Daniel had missed his freshman year of wrestling for Staples High after breaking a knuckle and growth plate in his hand, and he was hesitant to return to the mat.
Although he had fully recovered physically, his emotions wavered. By the time school began, the sophomore heavyweight hadn't made up his mind.
"I was kind of debating it," Daniel recalled. "I don't know what it was, but I just didn't know if I was ready to get back into it."
Staples' first-year coach David Bernstein had helped run the GFA camp and liked what he had seen of Daniel there. So at the start of the season, he approached Alex about Daniel's interest in joining the team. Alex, a senior middleweight, prodded his brother.
"I thought (Daniel) had some potential. That was before I knew I was going to be coaching at Staples," Bernstein said during a recent practice. "I was impressed with him. And when I started coaching here, I asked his brother, Alex, `Where's your younger brother?' ... I kind of got on him, and he jumped on board after the first couple weeks."
Daniel's return has given the Wreckers a boost.
While his team has struggled (4-13 record), Daniel's made an immediate impact competing in the 220-pound class. He won 16 of his first 19 matches. Bernstein -- a former LL state champion at Fairfield Prep and Division-I wrestler at Bucknell University -- said Daniel already has the abilities and instincts of a seasoned wrestler.
"He's just a natural athlete," Bernstein said. "He's powerful for a young kid. ... He's got a lot of strength, like natural brute strength. He also moves very naturally, and he's very coachable. And he's a big guy."
Alex, who began wrestling competitively in eighth grade through Westport PAL, has, in many ways, helped his younger brother develop those abilities. Through childhood, Alex, Daniel and their older brother Ryan -- who wrestled for Staples and graduated in 2009 -- often practiced against each other.
"Since I was really little, we would always be wrestling around, fighting, all that little-older brother stuff," said Daniel, who first started wrestling competitively in sixth grade through the PAL program. "I kind of just picked up on it. Since I was really young, they were always coming onto me and messing with me. I just kind of had to go with it."
Alex and Daniel have made sure to carry on that tradition in the Kogstad household.
"There's a lot of wrestling in the living room at home," Alex said. "When we're watching football, we're watching WWE on TV and there's a commercial, we're going at it. Our parents may not always like it, but I think it's actually helped us a lot, just rolling around. ... Most of the time it's not real wrestling, but it's getting our hips under us and helping us with our balance."
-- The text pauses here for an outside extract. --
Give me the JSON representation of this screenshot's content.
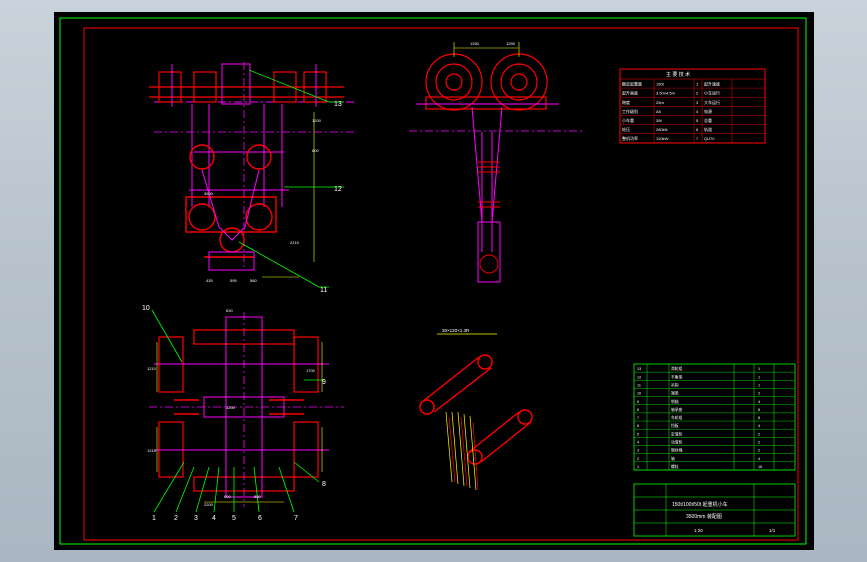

The third of four brothers, Alex started wrestling for Staples as a freshman and credits Ryan for getting him interested in the sport. Now a captain at 152 pounds, he's determined to finish the year strong. He struggled through a "pretty rough" junior season, in which he missed the state tournament with a fungal infection and a knee injury. He was pinned in the first round of FCIACs at 138 pounds a year ago.
"When I started wrestling, my goal by now was to have done better," Alex said. It's too late to change what's already happened in the past. So I'm really looking forward to finally placing (at FCIACs and Class LLs) this year."
Bernstein is confident that, if healthy, Alex can reach those goals.
"Like his brother Daniel, he's got some fight in him," he said. "He gets angry. That can help you, but it can also hurt you. For him, I think it gets him going. He's had a couple tough losses, losses that he shouldn't have, and you see the next match it really fires him up."
Daniel's potential, as Bernstein notes, is even greater. He believes that if Daniel can perfect his technique, he has the natural ability to develop into a state champion.
Bernstein, who wrestled in high school at 215 pounds and college at 197, recalls practicing against Daniel at the GFA camp, and coming away impressed.
"His strength was pretty impressive. ... I couldn't believe how strong he was for (being) that young," Bernstein said. "His quickness, he's a big guy, a lot of size, but he moves like a middleweight guy."
Daniel is hopeful that he can one day be a state champion, but he realizes it will take plenty of time and dedication. He has no problem with either.
"I really want to work to be able to get to the state championship," he said. "I don't think this year it's going to happen, my first year back. I'm definitely going to try my hardest to get there."
As the youngest of four brothers, he's certainly been battled-tested.
"He's been getting probably drilled on for the last 10 years," Bernstein said with a laugh. "He's been a drilling partner for the Kogstad family. He's got the natural instinct, for sure."